PROPOSAL

Framework for Systematic Performance Experiments for Machine Learning

Supervisors: Pınar Tözün, Ties Robroek
Semester: Fall 2025
Tags: benchmarking, data management, data visualization

Observing how well machine learning systems utilize hardware resources is a crucial preliminary step to improve system performance and reduce hardware waste. To do such observations, one has to collect a lot of monitoring data on hardware behavior through experiments. In our group, we have recently built a framework to aid the management of such monitoring data efficiently, called Resource-Aware Data Systems Tracker. There is a variety of work to be done on this framework to improve it.

(1) Currently, this framework relies on the table schema set by the MLFlow framework to organize the experimental data being collected by radT. We would like to investigate alternative data organization or table schemas for managing the collected data in a scalable manner. If you are interested in databases and data management, this project will be ideal for you.

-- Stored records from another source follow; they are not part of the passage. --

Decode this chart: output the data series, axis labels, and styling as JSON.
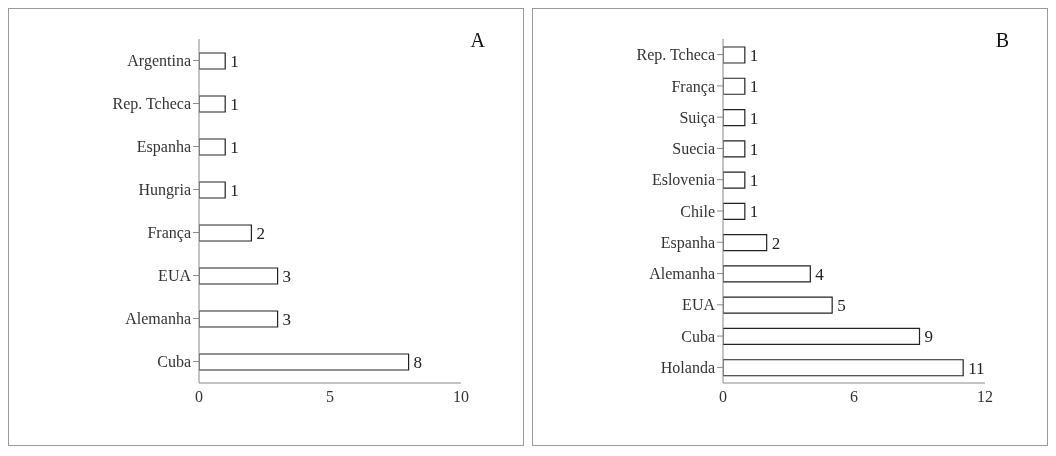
{
  "chart_data": [
    {
      "type": "bar",
      "title": "A",
      "orientation": "horizontal",
      "categories": [
        "Argentina",
        "Rep. Tcheca",
        "Espanha",
        "Hungria",
        "França",
        "EUA",
        "Alemanha",
        "Cuba"
      ],
      "values": [
        1,
        1,
        1,
        1,
        2,
        3,
        3,
        8
      ],
      "color": "#ffffff",
      "xlim": [
        0,
        10
      ],
      "xticks": [
        0,
        5,
        10
      ],
      "data_labels": true
    },
    {
      "type": "bar",
      "title": "B",
      "orientation": "horizontal",
      "categories": [
        "Rep. Tcheca",
        "França",
        "Suiça",
        "Suecia",
        "Eslovenia",
        "Chile",
        "Espanha",
        "Alemanha",
        "EUA",
        "Cuba",
        "Holanda"
      ],
      "values": [
        1,
        1,
        1,
        1,
        1,
        1,
        2,
        4,
        5,
        9,
        11
      ],
      "color": "#ffffff",
      "xlim": [
        0,
        12
      ],
      "xticks": [
        0,
        6,
        12
      ],
      "data_labels": true
    }
  ]
}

(2) We have so far used this framework mainly on server-grade hardware that is composed of AMD or Intel CPUs and NVIDIA GPUs. We would like investigate its behavior on other hardware platforms such as servers with AMD GPUs or edge devices with various forms of accelerators.

(3) The framework currently supports a variety of profiling and monitoring tools for CPUs and NVIDIA GPUs, as well as Carbontracker. We would like to add support for similar tools on wider-variety of hardware.

If you are interested in systems and performance aspects for machine learning, scalable data management, sustainability, and benchmarking in general, one or more of these project directions would be a great fit for you.

This project would be suitable as a standalone project or BSc or MSc thesis. Based on the size of the project and the interests of the student(s), we can target all or a subset of the tasks above.